Disintegrins are low molecular weight peptides derived from viper venom. Previous studies have shown

that disintegrins induce anti-cancer effects in multiple cancer cell lines through interactions with integrin

receptors. Ligand interactions cause integrin clustering and inside-out integrin-signaling, which affects many

cell functions, such as: cell adhesion, cytoskeletal organization, cell growth, differentiation, migration,

angiogenesis, and apoptosis. Our studies have shown that recombinant (r) Mojastin disintegrins exert anti-

cancer effects in multiple cell lines at varying degrees dependent upon their amino acid (AA) composition, in

which site-directed mutagenesis was utilized to manipulate the AA sequence carboxyl to the integrin-binding

motif. Interestingly, r-Mojastin D-mutant disintegrins (r-Moj-D_) evoke the most prominent phenotypes in

apoptotic induction (TUNEL assay), cell proliferation inhibition (WST-1 assay), and cell migration inhibition

(wound-healing assay) of SK-Mel-28 cells (a highly invasive human melanoma cell line). However, the key

signaling cascades, transcriptional targets, and cell-specific integrin receptors utilized in the cells’ responses are

not known.

To illuminate critical integrin-dependent signal transduction pathways important in the anti-cancer

effects of r-Moj-D_ disintegrins and the cell-specific integrin receptors that interact with r-Moj-D_ mutants, we

utilized a functional genomics approach, including: whole transcriptome RNA sequencing (RNA-SEQ), qRT-

PCR gene expression studies, RNAi, and immunocytochemistry. Our results indicate functional roles of the αv

integrin subunit in cell migration and proliferation of SK-Mel-28 cells, due to the lack of wound closure (n=2)

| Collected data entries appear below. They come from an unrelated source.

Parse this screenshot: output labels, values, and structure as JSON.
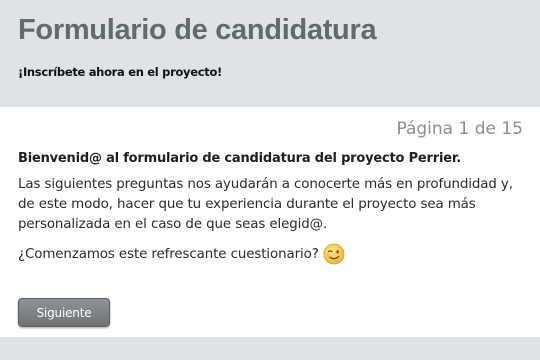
{
  "header": {
    "title": "Formulario de candidatura",
    "subtitle": "¡Inscríbete ahora en el proyecto!"
  },
  "panel": {
    "page_indicator": "Página 1 de 15",
    "welcome": "Bienvenid@ al formulario de candidatura del proyecto Perrier.",
    "intro": "Las siguientes preguntas nos ayudarán a conocerte más en profundidad y, de este modo, hacer que tu experiencia durante el proyecto sea más personalizada en el caso de que seas elegid@.",
    "question": "¿Comenzamos este refrescante cuestionario?",
    "emoji_icon": "winking-face-icon",
    "next_label": "Siguiente"
  },
  "colors": {
    "header_bg": "#dde3e6",
    "title_text": "#636a6e",
    "panel_bg": "#ffffff",
    "button_bg": "#7a8084"
  }
}
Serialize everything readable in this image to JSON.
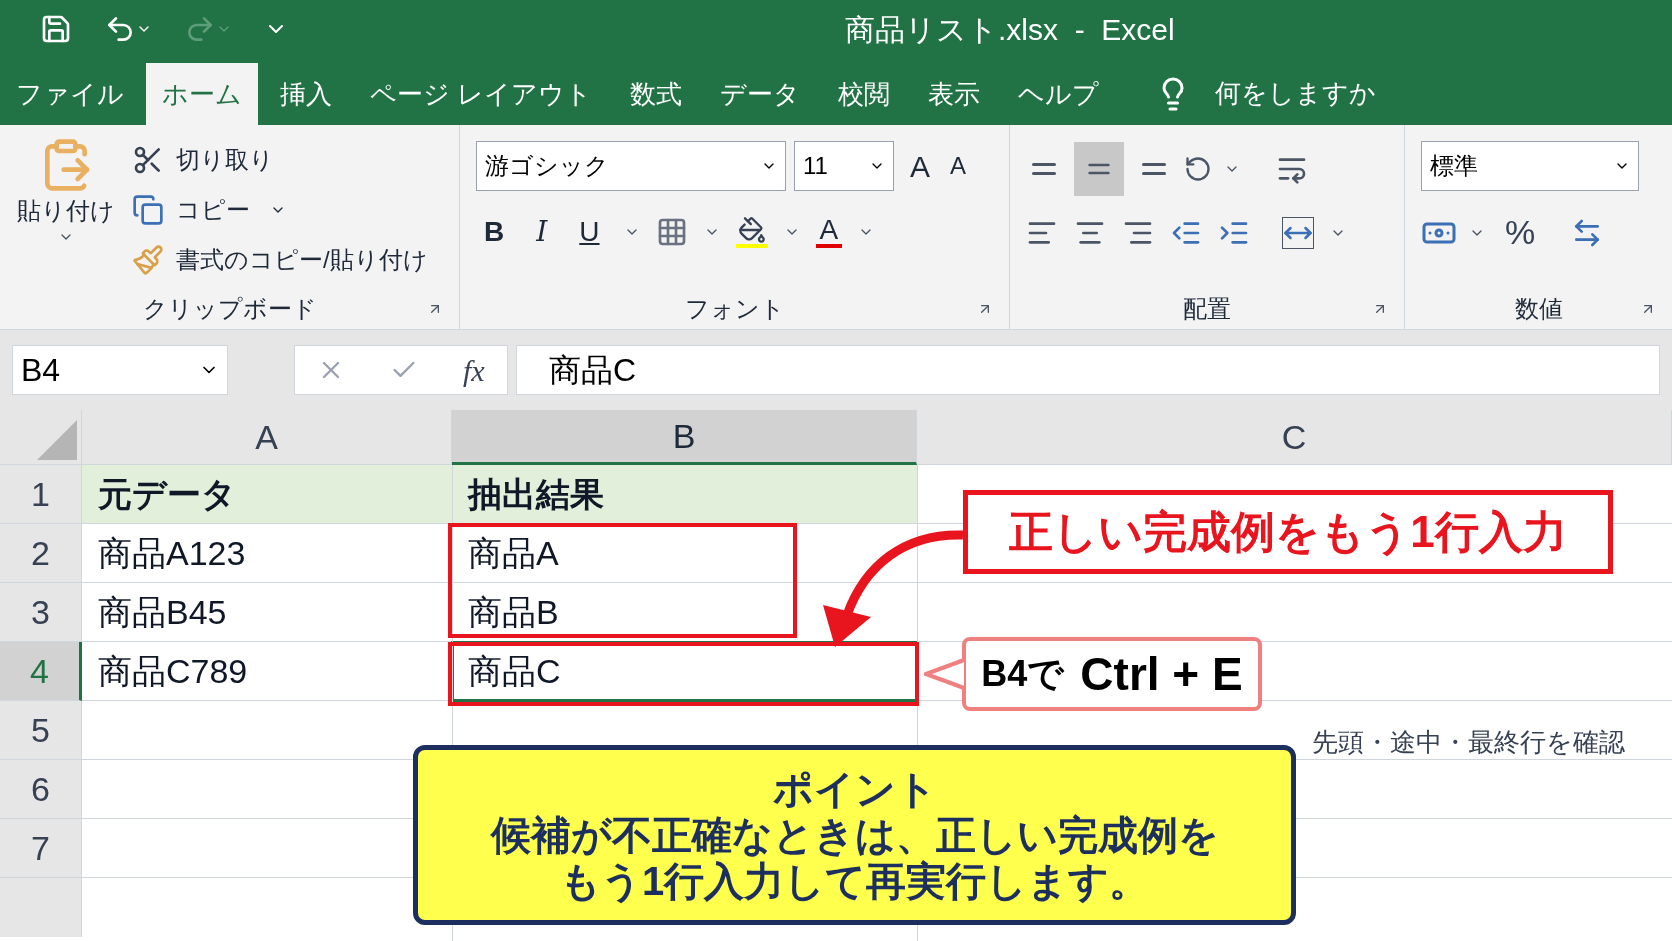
{
  "window": {
    "title": "商品リスト.xlsx  -  Excel"
  },
  "tabs": [
    {
      "label": "ファイル",
      "selected": false
    },
    {
      "label": "ホーム",
      "selected": true
    },
    {
      "label": "挿入",
      "selected": false
    },
    {
      "label": "ページ レイアウト",
      "selected": false
    },
    {
      "label": "数式",
      "selected": false
    },
    {
      "label": "データ",
      "selected": false
    },
    {
      "label": "校閲",
      "selected": false
    },
    {
      "label": "表示",
      "selected": false
    },
    {
      "label": "ヘルプ",
      "selected": false
    }
  ],
  "tell_me": "何をしますか",
  "ribbon": {
    "clipboard": {
      "label": "クリップボード",
      "paste": "貼り付け",
      "cut": "切り取り",
      "copy": "コピー",
      "format_painter": "書式のコピー/貼り付け"
    },
    "font": {
      "label": "フォント",
      "font_name": "游ゴシック",
      "font_size": "11",
      "grow": "A",
      "shrink": "A",
      "bold": "B",
      "italic": "I",
      "underline": "U",
      "font_color": "A"
    },
    "alignment": {
      "label": "配置",
      "middle_align_selected": true
    },
    "number": {
      "label": "数値",
      "format": "標準",
      "percent": "%"
    }
  },
  "formula_bar": {
    "name_box": "B4",
    "fx": "fx",
    "value": "商品C"
  },
  "columns": [
    {
      "label": "A",
      "selected": false
    },
    {
      "label": "B",
      "selected": true
    },
    {
      "label": "C",
      "selected": false
    }
  ],
  "rows": [
    {
      "header": "1",
      "selected": false,
      "kind": "heading",
      "cells": [
        "元データ",
        "抽出結果"
      ]
    },
    {
      "header": "2",
      "selected": false,
      "kind": "data",
      "cells": [
        "商品A123",
        "商品A"
      ]
    },
    {
      "header": "3",
      "selected": false,
      "kind": "data",
      "cells": [
        "商品B45",
        "商品B"
      ]
    },
    {
      "header": "4",
      "selected": true,
      "kind": "data",
      "cells": [
        "商品C789",
        "商品C"
      ]
    },
    {
      "header": "5",
      "selected": false,
      "kind": "data"
    },
    {
      "header": "6",
      "selected": false,
      "kind": "data"
    },
    {
      "header": "7",
      "selected": false,
      "kind": "data"
    }
  ],
  "annotations": {
    "callout": "正しい完成例をもう1行入力",
    "shortcut": [
      "B4で",
      "Ctrl + E"
    ],
    "note": "先頭・途中・最終行を確認",
    "tip": {
      "title": "ポイント",
      "lines": [
        "候補が不正確なときは、正しい完成例を",
        "もう1行入力して再実行します。"
      ]
    }
  }
}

and obliteration of cell-proliferation inhibition in αv knockdown cells treated with r-Moj-D_ peptides for 24, 36,

or 48hrs compared to scrambled controls. Furthermore, RNA-SEQ results aligned with Bowtie and further

analyzed using Cuffdiff, edgeR, and DESq algorithms identified 37 genes as differentially expressed (p≤

0.00015) in SK-Mel-28 cells after treatment with r-Moj-DM for 6 hrs. Utilizing the Database for Annotation,

Visualization and Integrated Discovery (DAVID) tool, we found that many of the genes identified in our RNA-

SEQ data are involved in the regulation of cell migration, proliferation and apoptosis. Our gene list will be

validated by qRT-PCR. Future studies will include protein analysis of the focal adhesion complex and related

integrin-dependent signaling networks. These results will elucidate the signal transduction pathways affected by

Mojastin disintegrins and may be instrumental in the development of alternative cancer therapeutics.